Mr. Trash Wheel is part of the Waterfront Partnership of Baltimore's "Healthy Harbor Initiative", which was started with a goal to clean up the harbor to the point of making it swimmable by the year 2020. In 2015, the Waterfront Partnership of Baltimore began fundraising efforts to construct a second water wheel like Mr. Trash Wheel for use "off the Boston Street Pier Park" at the Harris Creek outfall in Canton, Baltimore. This second trash wheel has been given the name "Professor Trash Wheel". As of 2023, the trash wheel family had collected 2,362 tons of trash.

Adam Lindquist, Vice President of the Waterfront Partnership of Baltimore and leader of the Healthy Harbor Initiative, approached What Works Studio, a marketing agency based in Baltimore and San Diego, to leverage the popularity of a video of the device in 2015. What Works Studio creative strategist Justin Allen was immediately struck with the organic look of the device and suggested personifying it with googly eyes and giving it a name. Several names were suggested by the What Works Studio staff, but Mr. Trash Wheel is the one that stuck. What Works Studio suggested using Twitter as the primary channel for communication, and Mr. Trash Wheel started gaining a following under the management of multiple What Works Studio staff. At this point, the googly eyes existed only on images of the trash wheel. The first set of physical eyes, handmade by Lindquist in his spare time, were removed after a brief period. In March 2016, Key Tech, a Baltimore-based technology solutions company, donated a more robust pair of permanent eyes.

In 2023, a 15-minute documentary was created by the Rivers are Life media company to educate viewers about Mr. Trash Wheel and the Baltimore water wheel family.

In April 2025, Mr. Trash Wheel was outfitted with a purple Ravens-themed tarp. The football team announced a five-year, $3.75 million funding partnership to support the Healthy Harbor Initiative.

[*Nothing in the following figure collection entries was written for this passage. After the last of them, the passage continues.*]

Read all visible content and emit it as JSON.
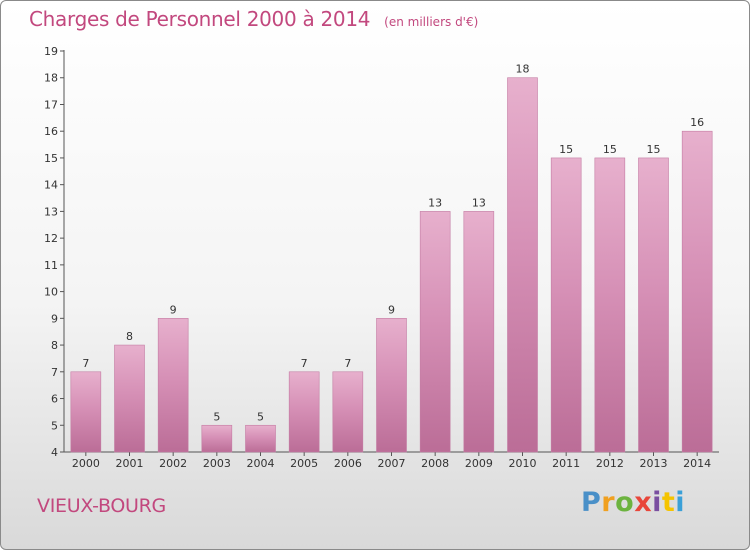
{
  "header": {
    "title": "Charges de Personnel 2000 à 2014",
    "subtitle": "(en milliers d'€)"
  },
  "footer": {
    "commune": "VIEUX-BOURG",
    "brand": "Proxiti",
    "brand_colors": [
      "#4a90c8",
      "#f0a020",
      "#6cb33f",
      "#e8463a",
      "#7a4fa0",
      "#f5c400",
      "#3aa0d8"
    ]
  },
  "chart_data": {
    "type": "bar",
    "title": "Charges de Personnel 2000 à 2014",
    "subtitle": "(en milliers d'€)",
    "xlabel": "",
    "ylabel": "",
    "categories": [
      "2000",
      "2001",
      "2002",
      "2003",
      "2004",
      "2005",
      "2006",
      "2007",
      "2008",
      "2009",
      "2010",
      "2011",
      "2012",
      "2013",
      "2014"
    ],
    "values": [
      7,
      8,
      9,
      5,
      5,
      7,
      7,
      9,
      13,
      13,
      18,
      15,
      15,
      15,
      16
    ],
    "ylim": [
      4,
      19
    ],
    "yticks": [
      4,
      5,
      6,
      7,
      8,
      9,
      10,
      11,
      12,
      13,
      14,
      15,
      16,
      17,
      18,
      19
    ],
    "grid": false,
    "legend": "none",
    "bar_color": "#d690b6",
    "bar_color_top": "#e7b0cd",
    "bar_color_bottom": "#bb6d97"
  }
}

The Trash Wheel Fan Fest is a yearly festival held to celebrate Mr. Trash Wheel, generating unique works of fan art.

== Additional instances ==

Several additional trash wheels have been produced since the success of the original. Three of them in the Baltimore Harbor, one on the West Coast and one in Central America.

Like Mr. Trash Wheel, the others deployed so far in Baltimore have also been anthropomorphized:
- Professor Trash Wheel, the Canton-based wheel, is visually distinguishable from the others by her green googly eyes with lashes, and was commissioned in December 2016;
- Captain Trash Wheel has brown irises. It was installed in June 2018 at Brooklyn.
- Gwynnda the Good Wheel of the West was installed at the mouth of the Gwynns Falls in June 2021, and has purple eyes and lashes. The largest of the four wheels, she picks up more trash and debris than the three other wheels combined. In 2022, Gwynnda was officially sponsored by SpongeBob SquarePants: Operation Sea Change for one year.

Working with Kellett, Panamanian officials were able to secure a grant to place a trash wheel in Panama City. The wheel began operating in September 2022 on the Juan Diaz river.

In March 2025, the City of Newport Beach completed construction of the Newport Bay Trash Interceptor on the San Diego Creek. John Pope, a spokesperson for the Newport Beach city manager’s office said "There’s 'no question' the wheels in Baltimore inspired the work in California" and "The Newport Beach wheel probably won’t get adorned with googly eyes or be anthropomorphized like the trash wheel family in Baltimore".

Since 2019 The Ocean Cleanup organization has deployed more than twenty "River Interceptors" in nine countries around the world. A River Interceptor is a solar-powered barge with a long floating barrier that extends upstream. The barrier funnels debris into the vessel’s mouth, where a conveyor belt ferries the trash into onboard containers. Adam Lindquist, director of the Waterfront Partnership of Baltimore’s Healthy Harbor campaign said about the project “And certainly imitation is the greatest form of flattery.”